Simultaneous Contrast was created by Irina Nakhova at her studio space within her Moscow apartment in 1989, the year that marked the collapse of the Eastern bloc. The inspiration for the work was initially provided by the artist’s discovery of a 1930s photographic album from the Stalin era compiled by civil engineers who had been tasked with the demolition of the Alexander Nevsky Cathedral on the Miusskaya Square in central Moscow. Photographs assembled in a leather-bound album with Vladimir Lenin’s profile on the cover recorded the results of a series of explosions that destroyed the edifice. As is evident from two of the artist’s studies on paper for Simultaneous Contrast, the background of the diptych’s composition is based on two photographs of the cathedral’s partly destroyed eastern wall. The subject matter chosen by Nakhova reflects on the parallels between the collapse of the old Christian system of values in the Soviet Union in the 1930s, marked by the mass demolition of churches, and the more recent collapse of Soviet ideology, culminating in the demolition of the Berlin Wall in 1989. In an interview in 2004, the artist commented: ‘Spiral and sequential approach, the use of the same elements in different situations, multiplication, fragmentation, superimposition of different images and spaces, interest in space in general – not just visual but intellectual, mental, psychological and physical space and its ambiguity – are still my fields of exploration.’ (Quoted in Salzburg International Summer Academy and NCCA 2004, p.9.)

The creation of mindscapes has been at the core of Nakhova’s artistic practice since 1983, the year she presented her first ‘environment’ – Room No.1 – within the four walls of her living room, followed by Room No.2 in 1984 (Tate T14789). Her series of Rooms, dating from between 1983 and 1986, anticipated Ilya Kabakov’s (born 1933) iconic installations of the mid-1980s dubbed ‘total installations’, that is environments ‘constructed in such a way as to include [the] spectator within it’ (quoted in, accessed 20 February 2016). Nakhova’s interest in architecture and interior spaces reflected on the general situation in the former Soviet Union with its restricted personal freedom and total absence of public exhibition spaces for non-official art display. The creation of ‘inner spaces’, both in her paintings and her total installations, was the main driving force behind Nakhova’s artistic practice of the 1980s and she continues to combine painting, sculpture and new media into interactive installations and environments.

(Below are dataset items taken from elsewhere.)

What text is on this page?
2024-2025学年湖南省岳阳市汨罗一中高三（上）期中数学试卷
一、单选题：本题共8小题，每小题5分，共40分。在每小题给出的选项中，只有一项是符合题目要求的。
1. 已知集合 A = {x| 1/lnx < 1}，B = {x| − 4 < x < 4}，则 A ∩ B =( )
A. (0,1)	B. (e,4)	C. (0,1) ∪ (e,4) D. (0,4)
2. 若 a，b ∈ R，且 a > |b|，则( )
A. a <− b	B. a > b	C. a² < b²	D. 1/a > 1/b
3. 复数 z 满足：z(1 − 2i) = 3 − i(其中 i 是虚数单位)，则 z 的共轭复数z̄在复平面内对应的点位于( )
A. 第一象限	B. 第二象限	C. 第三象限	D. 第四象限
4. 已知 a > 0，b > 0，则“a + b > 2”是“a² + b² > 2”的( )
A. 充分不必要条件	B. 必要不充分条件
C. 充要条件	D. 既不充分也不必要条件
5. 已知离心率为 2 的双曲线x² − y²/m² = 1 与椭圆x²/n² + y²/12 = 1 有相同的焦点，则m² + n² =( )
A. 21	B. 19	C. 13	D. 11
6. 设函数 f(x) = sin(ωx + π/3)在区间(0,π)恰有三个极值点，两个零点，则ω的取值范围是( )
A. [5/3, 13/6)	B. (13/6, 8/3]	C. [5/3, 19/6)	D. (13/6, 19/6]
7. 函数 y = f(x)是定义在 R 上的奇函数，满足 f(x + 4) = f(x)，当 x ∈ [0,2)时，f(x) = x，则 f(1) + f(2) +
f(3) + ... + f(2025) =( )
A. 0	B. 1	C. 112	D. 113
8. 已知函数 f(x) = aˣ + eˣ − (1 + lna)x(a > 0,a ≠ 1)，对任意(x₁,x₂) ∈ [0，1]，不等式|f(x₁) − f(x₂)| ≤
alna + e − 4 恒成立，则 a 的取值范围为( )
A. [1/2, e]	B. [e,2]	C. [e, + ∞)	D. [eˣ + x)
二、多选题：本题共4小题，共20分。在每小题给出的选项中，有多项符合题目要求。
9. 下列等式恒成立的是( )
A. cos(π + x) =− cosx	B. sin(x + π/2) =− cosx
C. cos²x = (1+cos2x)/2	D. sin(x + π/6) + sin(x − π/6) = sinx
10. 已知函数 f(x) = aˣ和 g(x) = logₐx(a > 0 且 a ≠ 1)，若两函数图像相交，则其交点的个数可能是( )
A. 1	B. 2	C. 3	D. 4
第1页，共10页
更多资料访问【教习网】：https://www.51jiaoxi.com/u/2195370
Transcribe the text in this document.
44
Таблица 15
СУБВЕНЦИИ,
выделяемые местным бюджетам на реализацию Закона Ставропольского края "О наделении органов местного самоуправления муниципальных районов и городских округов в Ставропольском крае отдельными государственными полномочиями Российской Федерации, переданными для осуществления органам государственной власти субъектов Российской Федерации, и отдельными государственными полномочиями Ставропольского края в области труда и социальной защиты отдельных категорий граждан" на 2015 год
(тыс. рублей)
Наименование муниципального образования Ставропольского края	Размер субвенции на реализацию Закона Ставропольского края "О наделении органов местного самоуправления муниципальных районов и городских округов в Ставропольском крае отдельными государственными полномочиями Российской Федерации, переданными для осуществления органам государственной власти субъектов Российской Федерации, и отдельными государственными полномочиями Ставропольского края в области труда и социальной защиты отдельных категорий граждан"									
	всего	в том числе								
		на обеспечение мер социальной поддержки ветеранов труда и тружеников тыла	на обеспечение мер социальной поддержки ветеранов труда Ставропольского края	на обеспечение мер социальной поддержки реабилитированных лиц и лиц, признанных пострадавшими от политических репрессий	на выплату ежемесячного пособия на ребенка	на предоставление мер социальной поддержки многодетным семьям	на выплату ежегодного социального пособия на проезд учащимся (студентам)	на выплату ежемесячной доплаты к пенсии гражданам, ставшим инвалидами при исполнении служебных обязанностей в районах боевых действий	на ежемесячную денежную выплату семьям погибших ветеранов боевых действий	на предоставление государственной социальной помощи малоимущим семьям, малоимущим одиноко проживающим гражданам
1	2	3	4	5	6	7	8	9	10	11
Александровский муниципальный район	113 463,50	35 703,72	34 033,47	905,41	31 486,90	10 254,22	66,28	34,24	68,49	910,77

Her recent project The Green Pavilion 2015 (shown at the Russian Pavilion at the Venice Biennale in 2015) draws on the disturbing nature of contrasting green and scarlet shapes in a three-dimensional environment, first explored in the Simultaneous Contrast diptych of 1989.

Further reading
Irina Nakhova: Works 1973–2004, exhibition catalogue, The Salzburg International Summer Academy, Austria and NCCA, Moscow 2004.
Irina Nakhova, Rooms, exhibition catalogue, Moscow Museum of Modern Art 2011.
Margarita Tupitsyn, Irina Nakhova. The Green Pavilion, exhibition catalogue, Stella Art Foundation 2015.